パート勤務で長年扶養内に収まるよう働いていたものの、勤務時間や収入の増加によって社会保険への加入が必要になるケースは珍しくありません。実際に扶養を外れることになった際、多くの人が気になるのが「社会保険料はいくら引かれるのか」「いつの給与から天引きされるのか」という点です。
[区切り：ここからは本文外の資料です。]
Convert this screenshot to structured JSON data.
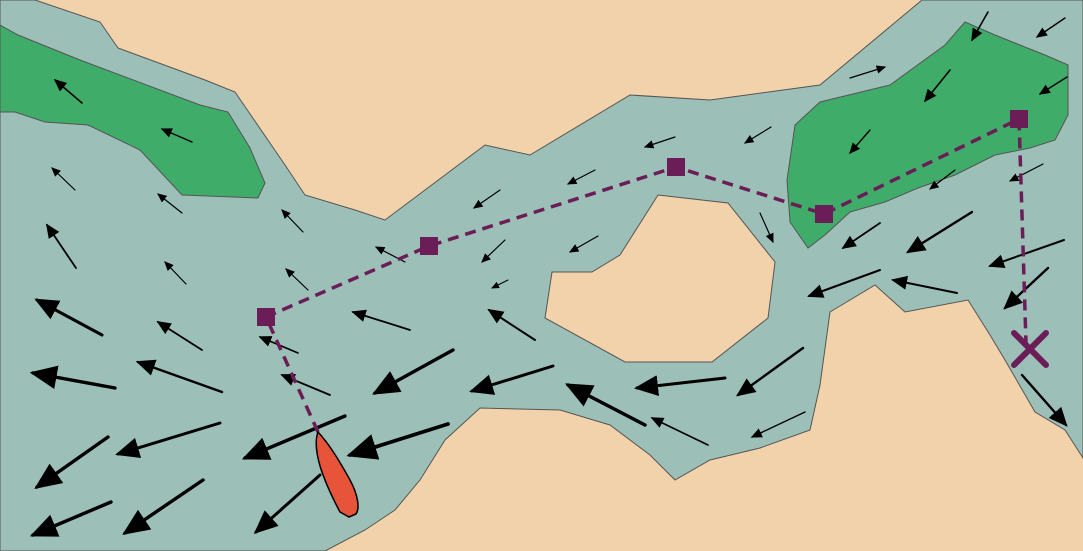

この記事では、パート勤務者が扶養を外れて社会保険に加入する場合の保険料の決まり方について解説します。
社会保険料は給与額そのものではなく標準報酬月額で決まる
健康保険料や厚生年金保険料は、毎月の給与額そのものではなく「標準報酬月額」という区分によって計算されます。
標準報酬月額とは、通勤手当や各種手当を含めた月額報酬を一定の等級に当てはめたものです。
そのため、給与が毎月少し変動しても、社会保険料は必ずしも同じ割合で増減するわけではありません。
新たに社会保険へ加入した場合の保険料の決まり方
扶養を外れて新規加入する場合は、加入時点の見込み給与をもとに標準報酬月額が決定されます。
例えば月収が約12万円、14万円、16万円などによって等級が変わり、それに応じて健康保険料と厚生年金保険料が決まります。
勤務先の人事担当者や社会保険担当者が日本年金機構へ資格取得届を提出し、その内容に基づいて保険料が算定されます。
給与の締日と支払日は保険料計算とどう関係する?
「月末締め翌15日払い」のような給与体系の場合でも、社会保険料は加入した月を基準に計算されます。
一般的には資格取得月から保険料が発生し、その後の給与から天引きされることが多くなります。
ただし会社によって当月徴収か翌月徴収かが異なるため、実際にいつから控除されるかは勤務先へ確認するのが確実です。
| 項目 | 内容 |
|---|---|
| 加入月 | 資格取得日が属する月 |
| 保険料発生 | 加入月から |
| 給与天引き開始 | 会社ごとの運用による |
社会保険料は毎年見直される
社会保険料は一度決まったら永久に同じではありません。
毎年4月から6月の給与をもとに算定基礎届が提出され、通常は9月から標準報酬月額が見直されます。
また、大幅な給与変動があった場合には随時改定が行われることもあります。
そのため加入時と数か月後で保険料が変わることもあります。
扶養を外れると手取りはどのくらい変わるのか
社会保険へ加入すると健康保険料と厚生年金保険料が給与から控除されるため、一時的に手取りは減少します。
しかし将来の厚生年金額が増えることや、傷病手当金・出産手当金などの保障を受けられるメリットもあります。
単純に「損をする」と考えるのではなく、長期的な保障も含めて判断することが大切です。
まとめ
パート勤務で扶養を外れて社会保険へ加入する場合、保険料は見込み給与をもとに設定される標準報酬月額によって決まります。給与の締日や支払日は保険料額そのものには直接関係せず、加入月や会社の徴収ルールによって控除開始時期が決まります。具体的な保険料や天引き開始月は勤務先の担当部署へ確認すると確実ですが、社会保険加入によって将来の年金や保障が充実するというメリットも理解しておくことが重要です。